Sentenciando, o Togado de primeiro grau, entendendo que o produtor deve manter um gerador a fim de evitar a perda do fumo dentro das 24 horas a partir da interrupção, e não tendo no caso, sido ultrapassado referido tempo, sem energia elétrica, julgou improcedentes os pedidos, nos seguintes termos:
"Embora os referidos julgados concluam pela repartição de culpas entre o postulante e a concessionária - tese com a qual este Juízo não compactua, vale ressaltar -, seus fundamentos firmam clara posição no sentido da necessidade de o produtor manter um gerador a fim de evitar a perda do fumo dentro das 24 horas a partir da interrupção.

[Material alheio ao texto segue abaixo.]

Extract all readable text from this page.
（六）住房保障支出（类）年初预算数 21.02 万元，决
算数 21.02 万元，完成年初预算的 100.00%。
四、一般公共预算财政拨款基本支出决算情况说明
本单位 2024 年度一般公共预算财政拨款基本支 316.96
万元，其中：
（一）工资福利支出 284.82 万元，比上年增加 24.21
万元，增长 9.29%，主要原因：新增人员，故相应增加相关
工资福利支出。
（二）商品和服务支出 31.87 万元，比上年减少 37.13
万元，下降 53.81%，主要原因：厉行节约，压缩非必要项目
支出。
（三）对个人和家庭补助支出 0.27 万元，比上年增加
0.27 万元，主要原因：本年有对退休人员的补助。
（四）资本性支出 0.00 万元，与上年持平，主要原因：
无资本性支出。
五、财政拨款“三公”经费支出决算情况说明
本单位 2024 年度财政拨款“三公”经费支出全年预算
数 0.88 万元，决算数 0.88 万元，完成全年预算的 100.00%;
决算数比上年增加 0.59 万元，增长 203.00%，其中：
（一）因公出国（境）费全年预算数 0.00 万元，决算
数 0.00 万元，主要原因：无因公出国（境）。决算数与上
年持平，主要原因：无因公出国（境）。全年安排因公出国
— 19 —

No caso concreto, de acordo com a exordial, o fornecimento de energia elétrica cessou em 1.12.2019, das 3h50min até as 8h45min, e em 10.1.2020, das 20h00min até as 9h30min. do dia seguinte.
Tais períodos, portanto, não suplantaram 24 horas, de modo que, pelas razões já declinadas, a parte autora não faz jus à reparação pretendida.
Ante o exposto, JULGO IMPROCEDENTES os pedidos iniciais, extinguindo o processo na forma do art. 487, I, do Código de Processo Civil.
Arca a parte autora com as custas e despesas processuais. Arbitro em favor da ré honorários advocatícios de 15% sobre o valor da causa, observados os critérios do art. 85, § 2º, do Código de Processo Civil.
Ressalvo que a exigibilidade dos encargos de sucumbência fica suspensa em relação à parte autora, porquanto beneficiária da gratuidade".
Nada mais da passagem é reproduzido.